Gorontalo Hari Ini
Sosok Venny Rosdiana Anwar, Kandidat Kuat Calon Ketua DPD I PDIP Gorontalo
Nama Anggota DPRD Provinsi Gorontalo, Venny Rosdiana Anwar, mencuat sebagai kandidat kuat yang digadang-gadang akan maju dalam kontestasi ini.
Penulis: Jefry Potabuga | Editor: Fadri Kidjab
:quality(30):format(webp):focal(0.5x0.5:0.5x0.5)/gorontalo/foto/bank/originals/Venny-Rosdiana-Anwar.jpg)
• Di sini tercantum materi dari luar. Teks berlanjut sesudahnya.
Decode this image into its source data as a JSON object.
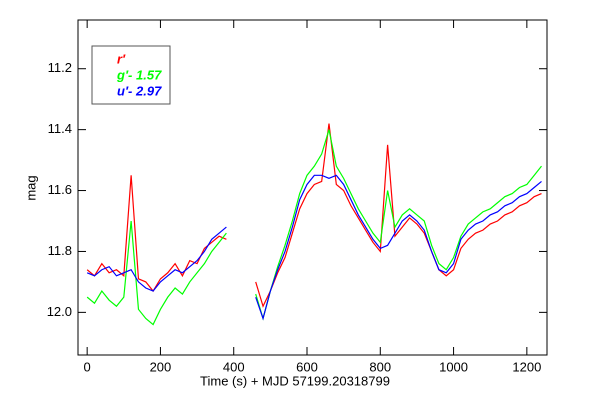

TRIBUNGORONTALO. COM – Penjaringan kandidat calon Ketua Dewan Pimpinan Daerah (DPD) I Partai Demokrasi Indonesia Perjuangan (PDIP) Provinsi Gorontalo akan segera dibuka.
Nama Venny Rosdiana Anwar mencuat sebagai kandidat kuat yang digadang-gadang akan maju dalam kontestasi ini.
Meskipun belum memberikan pernyataan resmi mengenai pencalonan dirinya, Venny tidak menutup diri.
"Kita lihat nanti, karena kita masih menunggu dulu pelaksanaan Konferda. Kalau memang ada usulan, saya siap maju," ujar Venny kepada TribunGorontalo.com, Senin (25/8/2025).
Setelah Kongres PDIP di Bali yang kembali mengukuhkan Megawati Soekarnoputri sebagai Ketua Umum, Venny menjelaskan bahwa partai akan segera menggelar Konferensi Daerah (Konferda) di berbagai daerah, termasuk Gorontalo.
Salah satu agenda utama Konferda adalah pemilihan Ketua DPD I.
Sementara itu, Ketua Komisi III DPRD Kota Gorontalo yang juga kader PDIP, Ariston Tilameo, menyatakan bahwa semua kader memiliki peluang untuk maju.
Menurutnya, dalam penjaringan dan penyaringan akan ada tiga nama yang diusulkan sesuai aturan partai.
"Karena kita diberikan peluang tiga kandidat untuk DPD, nanti kita lihat tiga nama itu," ungkap Ariston.
Ia menambahkan, sebagai kader, dirinya siap mendukung Venny Anwar jika benar-benar maju.
"Karena Ibu Venny maju, tentunya sebagai kader kita pasti dukung. Siapapun kader kita akan dukung," ujarnya.
Ariston juga membocorkan bahwa ada kandidat lain dari Kota Gorontalo yang sudah menyatakan niat untuk maju, namun namanya masih dirahasiakan.
Sosok Venny Rosdiana Anwar
Lahir, tumbuh, dan besar di Gorontalo, Venny menghabiskan masa sekolahnya di SMA Negeri 1 Gorontalo (1988 - 1991).
Ia melanjutkan studi di Universitas Hasanuddin, Makassar selama periode 1991 hingga 1996.
Setelah lulus pada 1996, ia kembali ke Gorontalo dan memulai kariernya sebagai bankir di bank swasta selama enam tahun.